Mr. Wizard's Magic Shoppe had the following condensed balance sheet at the end of operation for 2010:

Mr. Wizard's Magic Shoppe Balance Sheet December 31, 2010

Cash

$40,000

Other current assets

60,000

Total current assets

$100,000

Investments

$25,000

Fixed assets (net)

110,000

Land

$120,000

Total assets

$355,000

Current Liabilities

$35,000

Long-term Notes Payable

40,000

Bonds Payable

50,000

Capital Stock

150,000

Retained earnings

80,000

Total Liabilities and Equity

$355,000

During 2011, the following occurred Mr. Wizard's sold some of its investments for $13,000 which resulted in a gain of $300

after taxes. The gain (net of taxes) has been included in the company's 2011 net income.

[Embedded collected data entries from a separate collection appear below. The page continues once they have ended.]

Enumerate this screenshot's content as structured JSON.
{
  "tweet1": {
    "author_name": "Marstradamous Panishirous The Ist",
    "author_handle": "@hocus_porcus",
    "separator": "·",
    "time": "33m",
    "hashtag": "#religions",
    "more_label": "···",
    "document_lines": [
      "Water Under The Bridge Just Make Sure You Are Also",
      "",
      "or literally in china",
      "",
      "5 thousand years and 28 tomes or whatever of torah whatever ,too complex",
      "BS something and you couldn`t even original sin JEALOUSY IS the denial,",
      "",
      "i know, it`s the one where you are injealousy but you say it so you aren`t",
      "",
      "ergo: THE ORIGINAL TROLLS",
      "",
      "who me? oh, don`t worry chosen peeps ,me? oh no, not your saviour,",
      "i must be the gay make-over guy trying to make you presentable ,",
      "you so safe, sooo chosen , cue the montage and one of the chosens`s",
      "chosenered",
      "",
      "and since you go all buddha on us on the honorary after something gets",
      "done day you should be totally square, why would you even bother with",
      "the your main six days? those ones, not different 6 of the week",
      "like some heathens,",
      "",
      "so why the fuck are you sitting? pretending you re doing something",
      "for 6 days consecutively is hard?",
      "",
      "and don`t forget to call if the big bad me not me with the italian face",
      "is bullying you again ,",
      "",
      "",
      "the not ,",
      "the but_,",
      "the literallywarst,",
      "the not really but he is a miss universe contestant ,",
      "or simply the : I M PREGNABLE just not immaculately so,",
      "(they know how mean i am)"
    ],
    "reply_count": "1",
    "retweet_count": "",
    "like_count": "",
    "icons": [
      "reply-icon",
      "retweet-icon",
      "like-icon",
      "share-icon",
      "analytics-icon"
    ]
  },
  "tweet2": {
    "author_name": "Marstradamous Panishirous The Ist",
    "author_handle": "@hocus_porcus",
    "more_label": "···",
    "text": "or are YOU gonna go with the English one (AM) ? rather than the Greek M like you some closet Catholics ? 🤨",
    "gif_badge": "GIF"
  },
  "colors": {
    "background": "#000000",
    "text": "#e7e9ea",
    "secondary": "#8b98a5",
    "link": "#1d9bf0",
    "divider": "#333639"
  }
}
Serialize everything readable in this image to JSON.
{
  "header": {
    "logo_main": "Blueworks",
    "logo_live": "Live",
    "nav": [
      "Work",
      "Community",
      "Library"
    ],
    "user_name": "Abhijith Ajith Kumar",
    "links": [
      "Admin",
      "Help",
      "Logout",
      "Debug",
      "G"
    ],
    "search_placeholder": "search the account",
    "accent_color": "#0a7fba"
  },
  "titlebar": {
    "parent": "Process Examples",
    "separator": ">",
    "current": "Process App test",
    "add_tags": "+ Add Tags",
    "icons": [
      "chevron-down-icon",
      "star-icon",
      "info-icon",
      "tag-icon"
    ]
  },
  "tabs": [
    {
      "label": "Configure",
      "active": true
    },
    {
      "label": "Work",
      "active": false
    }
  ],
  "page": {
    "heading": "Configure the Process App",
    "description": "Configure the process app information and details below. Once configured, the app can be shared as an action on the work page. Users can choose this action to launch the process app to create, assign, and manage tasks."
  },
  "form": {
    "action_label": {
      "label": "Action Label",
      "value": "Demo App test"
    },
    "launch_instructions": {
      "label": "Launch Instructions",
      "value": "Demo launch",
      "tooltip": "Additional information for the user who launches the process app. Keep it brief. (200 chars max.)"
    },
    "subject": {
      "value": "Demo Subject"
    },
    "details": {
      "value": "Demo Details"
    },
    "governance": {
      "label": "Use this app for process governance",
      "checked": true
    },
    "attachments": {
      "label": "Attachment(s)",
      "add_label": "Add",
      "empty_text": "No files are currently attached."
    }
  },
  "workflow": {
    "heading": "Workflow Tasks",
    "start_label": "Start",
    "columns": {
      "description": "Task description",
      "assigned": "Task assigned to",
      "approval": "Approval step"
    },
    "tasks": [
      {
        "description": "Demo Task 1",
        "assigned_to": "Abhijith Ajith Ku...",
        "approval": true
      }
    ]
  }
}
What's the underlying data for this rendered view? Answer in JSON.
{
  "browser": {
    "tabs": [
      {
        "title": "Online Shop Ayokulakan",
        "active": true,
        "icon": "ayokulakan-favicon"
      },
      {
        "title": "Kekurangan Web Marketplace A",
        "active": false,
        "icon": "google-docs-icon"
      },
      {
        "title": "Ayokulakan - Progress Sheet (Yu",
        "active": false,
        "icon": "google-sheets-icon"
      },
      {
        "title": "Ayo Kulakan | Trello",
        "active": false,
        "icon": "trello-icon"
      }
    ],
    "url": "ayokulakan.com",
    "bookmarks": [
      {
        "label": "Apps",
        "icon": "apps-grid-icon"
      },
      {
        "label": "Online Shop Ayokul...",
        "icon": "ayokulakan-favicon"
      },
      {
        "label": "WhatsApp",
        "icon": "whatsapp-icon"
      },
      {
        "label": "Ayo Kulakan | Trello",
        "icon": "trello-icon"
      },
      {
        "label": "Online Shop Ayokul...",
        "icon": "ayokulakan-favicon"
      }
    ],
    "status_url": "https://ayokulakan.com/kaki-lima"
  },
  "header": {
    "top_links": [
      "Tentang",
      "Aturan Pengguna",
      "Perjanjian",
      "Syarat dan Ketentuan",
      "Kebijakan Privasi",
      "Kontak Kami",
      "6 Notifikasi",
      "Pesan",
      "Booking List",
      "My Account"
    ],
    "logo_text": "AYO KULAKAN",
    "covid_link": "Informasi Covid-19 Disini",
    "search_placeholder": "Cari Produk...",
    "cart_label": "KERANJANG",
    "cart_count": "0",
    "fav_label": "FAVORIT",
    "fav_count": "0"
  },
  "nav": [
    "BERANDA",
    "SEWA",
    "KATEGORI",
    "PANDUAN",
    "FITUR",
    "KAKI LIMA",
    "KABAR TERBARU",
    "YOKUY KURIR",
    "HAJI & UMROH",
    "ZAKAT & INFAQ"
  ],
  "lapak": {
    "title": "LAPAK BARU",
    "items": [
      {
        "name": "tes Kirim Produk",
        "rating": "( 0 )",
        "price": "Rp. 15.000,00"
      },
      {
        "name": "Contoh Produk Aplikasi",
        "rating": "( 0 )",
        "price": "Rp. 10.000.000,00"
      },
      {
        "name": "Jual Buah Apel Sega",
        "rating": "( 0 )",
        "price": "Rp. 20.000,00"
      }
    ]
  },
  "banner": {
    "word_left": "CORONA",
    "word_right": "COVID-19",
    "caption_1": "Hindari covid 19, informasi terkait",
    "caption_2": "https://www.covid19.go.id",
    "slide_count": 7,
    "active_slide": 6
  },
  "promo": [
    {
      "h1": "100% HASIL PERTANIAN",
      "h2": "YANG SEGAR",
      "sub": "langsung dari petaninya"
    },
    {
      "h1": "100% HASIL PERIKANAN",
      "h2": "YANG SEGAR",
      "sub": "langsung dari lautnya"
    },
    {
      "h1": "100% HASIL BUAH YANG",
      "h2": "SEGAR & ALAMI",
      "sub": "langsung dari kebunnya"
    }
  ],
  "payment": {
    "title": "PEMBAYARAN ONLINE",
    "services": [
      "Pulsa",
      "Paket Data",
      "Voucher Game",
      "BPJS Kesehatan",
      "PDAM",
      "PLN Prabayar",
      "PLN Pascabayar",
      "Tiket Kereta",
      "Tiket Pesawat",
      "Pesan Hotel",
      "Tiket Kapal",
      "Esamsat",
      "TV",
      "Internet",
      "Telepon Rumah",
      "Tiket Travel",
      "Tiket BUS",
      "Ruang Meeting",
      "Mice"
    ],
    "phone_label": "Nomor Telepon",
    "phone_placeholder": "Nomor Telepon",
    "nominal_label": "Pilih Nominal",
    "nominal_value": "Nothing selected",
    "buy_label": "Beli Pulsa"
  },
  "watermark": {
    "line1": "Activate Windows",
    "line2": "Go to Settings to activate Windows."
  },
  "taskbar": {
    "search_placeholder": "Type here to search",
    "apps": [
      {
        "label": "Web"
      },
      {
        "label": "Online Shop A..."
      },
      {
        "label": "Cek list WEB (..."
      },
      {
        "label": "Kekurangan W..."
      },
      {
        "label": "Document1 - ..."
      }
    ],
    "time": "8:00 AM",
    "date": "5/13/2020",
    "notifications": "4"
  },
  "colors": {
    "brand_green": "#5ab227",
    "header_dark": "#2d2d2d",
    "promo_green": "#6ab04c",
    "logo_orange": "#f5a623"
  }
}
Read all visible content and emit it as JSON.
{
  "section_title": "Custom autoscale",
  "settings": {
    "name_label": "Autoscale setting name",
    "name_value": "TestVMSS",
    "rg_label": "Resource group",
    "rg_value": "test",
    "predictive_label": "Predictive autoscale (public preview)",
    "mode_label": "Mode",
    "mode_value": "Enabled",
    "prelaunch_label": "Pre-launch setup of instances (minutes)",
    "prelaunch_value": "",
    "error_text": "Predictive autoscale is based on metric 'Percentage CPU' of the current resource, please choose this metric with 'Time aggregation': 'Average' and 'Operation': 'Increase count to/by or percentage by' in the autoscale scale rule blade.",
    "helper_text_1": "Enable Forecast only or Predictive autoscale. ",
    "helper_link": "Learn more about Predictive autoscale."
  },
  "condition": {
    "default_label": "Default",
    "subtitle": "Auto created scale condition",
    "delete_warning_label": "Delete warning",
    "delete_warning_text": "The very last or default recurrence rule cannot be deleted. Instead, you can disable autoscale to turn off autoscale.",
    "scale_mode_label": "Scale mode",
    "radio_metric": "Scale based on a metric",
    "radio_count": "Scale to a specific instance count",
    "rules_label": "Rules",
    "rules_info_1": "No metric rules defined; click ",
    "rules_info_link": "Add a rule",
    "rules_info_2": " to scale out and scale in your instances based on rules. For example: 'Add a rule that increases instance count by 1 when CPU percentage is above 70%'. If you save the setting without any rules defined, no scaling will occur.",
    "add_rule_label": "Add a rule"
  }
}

Additional land for a plant expansion was purchased for $25,000.

Bonds payable were paid in the amount of $10,000.

An additional $35,000 in capital stock was issued.

Dividends of $15,000 were paid to stockholders.

Net income for 2011 was $48,000 after allowing for $15,000 in depreciation.

A second parcel of land was purchased through the issuance of $10,000 in bonds, and

$5,000 in long-term notes payable.

A. Prepare a statement of cash flows for the year ended 12/31/2011.

B. Prepare a condensed balance sheet for Mr. Wizard's at December 31, 2011.